Orthodox protest against holding EuroPride, although the Serbian authorities have already canceled the pan-European event – Copyright AFP OLIVER BUNIC
Serbian Prime Minister Ana Brnabic visited northern Kosovo on Monday, marking the first trip by a senior official from Belgrade to the former breakaway province in years since the recent outbreak of unrest.
The visit comes just over a week after Serbia and Kosovo signed a landmark agreement that would allow their citizens to move freely between the territories of longtime rivals.
The deal follows weeks of negotiations in Brussels after unrest rocked northern Kosovo this summer as Serbian protesters blocked border crossings and fired on police over a plan by Kosovo authorities to introduce a new set of travel documents for people entering the territory with Serbian identity cards.
In the ethnically divided city of Mitrovica, about a thousand local Serbs greeted Brnabić, waving Serbian flags and holding placards reading “We have only one prime minister” and “Welcome to Serbia, Kosovo’s holy land.”
“I sincerely hope that the Provisional Institutions in Pristina will become sincerely committed to dialogue and finding some kind of compromise necessary for the long-term normalization of relations between Belgrade and Pristina,” Brnabic said at a press conference, referring to the Kosovo authorities.
“This is what we need – not only for our European integration – but also for ourselves,” she added.
Serbia has been a candidate for EU membership since 2012, but most experts doubt that the country has a chance of joining the bloc until Belgrade works out an agreement to normalize relations with Kosovo.
– High security –
The Brnabić delegation traveled with a strong bodyguard while NATO troops were stationed along the main roads in the area, with a helicopter circling overhead.
During her one-day tour of Kosovo, the 46-year-old was supposed to visit educational institutions, a Serbian Orthodox monastery and interact with local farmers.
The area has long been a hotspot between the two communities after a bitter war in the 1990s that sparked a NATO bombing campaign that paved the way for Kosovo’s unilateral declaration of independence from Serbia in 2008.
Serbia deeply resents Kosovo’s breakaway status and has never recognized its independence.
Serbs in northern Kosovo have long refused to recognize Pristina’s authority and remain largely loyal to the Serbian government in Belgrade.
Another point of tension between the two countries is related to the vehicle license plates that Pristina has imposed throughout Kosovo, including the Serb minority living in the north.

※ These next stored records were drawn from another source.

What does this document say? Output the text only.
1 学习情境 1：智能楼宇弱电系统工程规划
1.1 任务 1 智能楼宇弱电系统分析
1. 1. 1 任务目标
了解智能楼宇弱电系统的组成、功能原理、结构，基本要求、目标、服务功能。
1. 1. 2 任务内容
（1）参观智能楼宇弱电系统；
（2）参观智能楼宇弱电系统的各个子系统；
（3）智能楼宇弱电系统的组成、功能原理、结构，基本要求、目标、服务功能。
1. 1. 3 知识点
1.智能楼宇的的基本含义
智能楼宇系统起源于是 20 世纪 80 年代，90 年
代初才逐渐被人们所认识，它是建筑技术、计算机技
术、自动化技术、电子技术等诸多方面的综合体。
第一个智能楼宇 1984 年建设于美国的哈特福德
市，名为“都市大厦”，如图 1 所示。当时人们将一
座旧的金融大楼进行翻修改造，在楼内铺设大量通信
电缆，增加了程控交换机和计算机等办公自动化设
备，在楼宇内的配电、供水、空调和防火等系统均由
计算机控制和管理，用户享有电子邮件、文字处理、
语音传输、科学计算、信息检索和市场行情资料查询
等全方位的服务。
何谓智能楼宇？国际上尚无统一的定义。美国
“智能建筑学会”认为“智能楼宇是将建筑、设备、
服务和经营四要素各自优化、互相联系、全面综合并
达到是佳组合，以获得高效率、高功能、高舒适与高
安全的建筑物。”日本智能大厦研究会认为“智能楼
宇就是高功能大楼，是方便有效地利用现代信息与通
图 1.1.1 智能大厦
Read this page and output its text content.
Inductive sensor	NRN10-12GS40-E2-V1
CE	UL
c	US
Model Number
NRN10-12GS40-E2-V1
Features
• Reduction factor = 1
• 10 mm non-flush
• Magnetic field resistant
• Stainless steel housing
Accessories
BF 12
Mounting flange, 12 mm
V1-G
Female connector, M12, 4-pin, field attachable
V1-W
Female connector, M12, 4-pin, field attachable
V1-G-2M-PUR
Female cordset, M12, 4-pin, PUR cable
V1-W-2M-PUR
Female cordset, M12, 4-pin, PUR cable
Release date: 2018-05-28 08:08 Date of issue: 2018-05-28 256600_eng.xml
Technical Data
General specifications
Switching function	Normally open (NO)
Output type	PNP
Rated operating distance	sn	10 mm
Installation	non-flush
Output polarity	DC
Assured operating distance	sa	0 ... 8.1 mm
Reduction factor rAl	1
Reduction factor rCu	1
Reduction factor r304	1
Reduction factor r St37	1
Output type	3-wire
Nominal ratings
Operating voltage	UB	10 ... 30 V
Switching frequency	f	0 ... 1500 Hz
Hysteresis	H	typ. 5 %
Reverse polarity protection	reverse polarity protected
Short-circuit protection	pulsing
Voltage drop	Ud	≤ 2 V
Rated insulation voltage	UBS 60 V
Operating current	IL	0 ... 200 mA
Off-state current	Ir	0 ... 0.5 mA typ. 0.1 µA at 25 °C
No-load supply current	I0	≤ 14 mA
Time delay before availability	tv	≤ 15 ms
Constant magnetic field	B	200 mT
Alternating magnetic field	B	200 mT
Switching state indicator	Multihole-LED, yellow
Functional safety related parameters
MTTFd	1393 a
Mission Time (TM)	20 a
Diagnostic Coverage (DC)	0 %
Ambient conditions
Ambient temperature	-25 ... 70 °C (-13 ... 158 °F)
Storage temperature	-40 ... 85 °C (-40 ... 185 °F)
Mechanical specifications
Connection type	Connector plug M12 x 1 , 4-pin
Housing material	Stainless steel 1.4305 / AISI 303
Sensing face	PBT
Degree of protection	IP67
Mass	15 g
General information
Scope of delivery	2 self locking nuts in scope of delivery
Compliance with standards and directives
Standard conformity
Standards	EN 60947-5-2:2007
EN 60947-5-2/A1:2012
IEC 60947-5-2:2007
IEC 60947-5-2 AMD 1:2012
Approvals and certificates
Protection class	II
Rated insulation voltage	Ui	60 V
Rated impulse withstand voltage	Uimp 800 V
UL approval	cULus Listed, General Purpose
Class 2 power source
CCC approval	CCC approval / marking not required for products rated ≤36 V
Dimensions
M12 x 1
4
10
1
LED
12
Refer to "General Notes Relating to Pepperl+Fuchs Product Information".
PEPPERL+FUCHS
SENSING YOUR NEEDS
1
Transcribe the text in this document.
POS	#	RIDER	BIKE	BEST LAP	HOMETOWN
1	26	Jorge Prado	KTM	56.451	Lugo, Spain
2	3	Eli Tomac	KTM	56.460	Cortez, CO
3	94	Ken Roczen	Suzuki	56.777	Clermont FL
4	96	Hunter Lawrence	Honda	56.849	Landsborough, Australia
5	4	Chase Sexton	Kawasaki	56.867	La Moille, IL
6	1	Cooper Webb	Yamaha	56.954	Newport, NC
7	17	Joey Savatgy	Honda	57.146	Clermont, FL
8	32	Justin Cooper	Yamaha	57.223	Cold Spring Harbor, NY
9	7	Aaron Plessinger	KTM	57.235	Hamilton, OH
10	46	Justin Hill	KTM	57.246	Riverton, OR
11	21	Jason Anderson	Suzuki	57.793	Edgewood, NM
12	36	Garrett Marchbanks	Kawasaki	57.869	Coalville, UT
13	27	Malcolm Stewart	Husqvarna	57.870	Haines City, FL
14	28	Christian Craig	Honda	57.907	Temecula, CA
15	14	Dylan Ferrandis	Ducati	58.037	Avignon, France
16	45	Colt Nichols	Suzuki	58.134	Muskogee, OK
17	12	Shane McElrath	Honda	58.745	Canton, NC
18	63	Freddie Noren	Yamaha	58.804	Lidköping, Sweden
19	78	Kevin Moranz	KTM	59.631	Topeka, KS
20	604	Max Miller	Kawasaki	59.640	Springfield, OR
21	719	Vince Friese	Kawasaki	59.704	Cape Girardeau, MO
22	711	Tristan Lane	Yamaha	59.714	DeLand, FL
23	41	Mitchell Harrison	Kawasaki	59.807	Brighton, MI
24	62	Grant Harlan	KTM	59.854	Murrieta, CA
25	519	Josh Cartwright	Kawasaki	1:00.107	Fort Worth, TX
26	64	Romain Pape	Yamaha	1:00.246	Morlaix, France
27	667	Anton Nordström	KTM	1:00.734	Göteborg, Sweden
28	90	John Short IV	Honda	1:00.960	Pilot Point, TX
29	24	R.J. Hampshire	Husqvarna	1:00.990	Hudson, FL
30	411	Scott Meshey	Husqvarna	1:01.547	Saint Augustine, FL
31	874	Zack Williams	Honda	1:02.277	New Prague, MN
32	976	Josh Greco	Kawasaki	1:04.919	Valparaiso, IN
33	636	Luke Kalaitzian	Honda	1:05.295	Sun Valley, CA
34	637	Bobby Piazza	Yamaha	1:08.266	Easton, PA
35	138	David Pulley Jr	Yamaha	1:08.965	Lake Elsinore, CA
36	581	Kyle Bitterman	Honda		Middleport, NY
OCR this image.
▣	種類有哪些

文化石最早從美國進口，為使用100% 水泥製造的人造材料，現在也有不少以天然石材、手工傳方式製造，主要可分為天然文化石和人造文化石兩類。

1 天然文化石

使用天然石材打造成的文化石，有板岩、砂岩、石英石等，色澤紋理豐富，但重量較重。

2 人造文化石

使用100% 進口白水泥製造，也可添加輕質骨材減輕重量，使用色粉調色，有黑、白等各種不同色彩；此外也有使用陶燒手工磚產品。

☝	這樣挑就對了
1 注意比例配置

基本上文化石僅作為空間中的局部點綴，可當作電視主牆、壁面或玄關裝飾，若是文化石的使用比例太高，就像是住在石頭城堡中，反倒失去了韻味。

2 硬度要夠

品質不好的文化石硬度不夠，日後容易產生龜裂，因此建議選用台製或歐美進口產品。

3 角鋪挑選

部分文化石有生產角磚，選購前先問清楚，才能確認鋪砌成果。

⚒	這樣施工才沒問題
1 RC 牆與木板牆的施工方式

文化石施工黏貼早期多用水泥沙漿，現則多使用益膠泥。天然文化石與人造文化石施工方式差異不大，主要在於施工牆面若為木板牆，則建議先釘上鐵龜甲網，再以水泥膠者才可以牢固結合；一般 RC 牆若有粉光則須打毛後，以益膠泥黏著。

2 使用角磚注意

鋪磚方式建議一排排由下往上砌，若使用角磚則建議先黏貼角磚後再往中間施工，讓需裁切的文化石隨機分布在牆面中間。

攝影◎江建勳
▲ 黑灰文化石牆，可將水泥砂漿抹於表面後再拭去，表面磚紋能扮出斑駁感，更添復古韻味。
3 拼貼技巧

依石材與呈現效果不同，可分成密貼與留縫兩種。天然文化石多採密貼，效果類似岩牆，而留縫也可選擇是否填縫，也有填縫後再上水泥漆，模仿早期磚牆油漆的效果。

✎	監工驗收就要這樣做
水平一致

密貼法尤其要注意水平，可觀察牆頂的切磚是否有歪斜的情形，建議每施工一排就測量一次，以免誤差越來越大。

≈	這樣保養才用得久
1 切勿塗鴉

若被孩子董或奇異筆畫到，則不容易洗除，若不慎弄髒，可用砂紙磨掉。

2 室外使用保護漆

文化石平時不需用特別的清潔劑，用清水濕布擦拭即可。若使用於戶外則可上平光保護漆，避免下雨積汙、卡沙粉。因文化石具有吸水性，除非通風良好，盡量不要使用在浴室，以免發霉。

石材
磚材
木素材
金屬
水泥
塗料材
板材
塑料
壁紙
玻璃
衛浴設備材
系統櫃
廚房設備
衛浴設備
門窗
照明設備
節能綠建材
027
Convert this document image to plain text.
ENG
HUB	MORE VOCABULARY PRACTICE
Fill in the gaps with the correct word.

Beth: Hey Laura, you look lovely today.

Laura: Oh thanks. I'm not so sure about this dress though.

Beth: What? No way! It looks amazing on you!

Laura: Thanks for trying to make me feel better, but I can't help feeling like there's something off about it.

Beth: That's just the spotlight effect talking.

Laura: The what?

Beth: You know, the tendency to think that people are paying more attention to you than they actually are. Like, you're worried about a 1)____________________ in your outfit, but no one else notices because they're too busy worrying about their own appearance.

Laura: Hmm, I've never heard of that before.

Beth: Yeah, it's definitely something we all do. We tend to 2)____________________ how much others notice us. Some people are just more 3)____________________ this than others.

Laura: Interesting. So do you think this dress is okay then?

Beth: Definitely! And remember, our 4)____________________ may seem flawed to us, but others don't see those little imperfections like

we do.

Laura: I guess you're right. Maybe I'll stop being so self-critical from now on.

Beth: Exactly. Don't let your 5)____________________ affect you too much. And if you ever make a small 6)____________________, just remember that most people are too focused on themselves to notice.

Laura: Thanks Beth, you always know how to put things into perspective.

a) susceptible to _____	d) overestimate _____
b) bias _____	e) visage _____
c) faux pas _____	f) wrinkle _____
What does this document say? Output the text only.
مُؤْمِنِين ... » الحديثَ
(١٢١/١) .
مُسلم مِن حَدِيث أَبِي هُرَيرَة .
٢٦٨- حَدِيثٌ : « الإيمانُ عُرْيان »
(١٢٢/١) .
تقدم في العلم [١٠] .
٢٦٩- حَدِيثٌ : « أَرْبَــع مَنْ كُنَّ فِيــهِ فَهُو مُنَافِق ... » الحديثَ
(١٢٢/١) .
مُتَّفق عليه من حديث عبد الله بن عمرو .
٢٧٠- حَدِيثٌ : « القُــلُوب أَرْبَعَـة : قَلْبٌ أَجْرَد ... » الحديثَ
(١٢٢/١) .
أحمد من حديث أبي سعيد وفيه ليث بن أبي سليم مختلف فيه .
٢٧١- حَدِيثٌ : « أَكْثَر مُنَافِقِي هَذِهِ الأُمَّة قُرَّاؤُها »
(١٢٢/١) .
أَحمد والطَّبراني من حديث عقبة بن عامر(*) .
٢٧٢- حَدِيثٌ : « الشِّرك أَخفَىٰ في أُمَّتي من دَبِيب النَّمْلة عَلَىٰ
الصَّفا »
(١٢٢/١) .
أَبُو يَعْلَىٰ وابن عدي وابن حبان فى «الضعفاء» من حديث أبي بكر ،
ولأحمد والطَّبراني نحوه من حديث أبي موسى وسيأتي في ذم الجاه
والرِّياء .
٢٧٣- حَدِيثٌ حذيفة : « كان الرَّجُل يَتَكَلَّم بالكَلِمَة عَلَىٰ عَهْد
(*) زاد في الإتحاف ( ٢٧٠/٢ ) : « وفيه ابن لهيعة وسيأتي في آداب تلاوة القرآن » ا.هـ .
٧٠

On Sunday, Serbian President Aleksandar Vucic said Germany and France had offered to send additional ambassadors to help negotiate with Pristina.
Kosovo’s ethnic Albanian majority fought Serbian forces in 1999, supported by NATO warplanes.
In 2008, it declared independence, which was recognized by most, but not all, EU member states.
The latest unrest in Kosovo has prompted NATO chief Jens Stoltenberg to say that the 3,700 NATO peacekeepers stationed in Kosovo will do whatever is necessary to ensure a secure environment.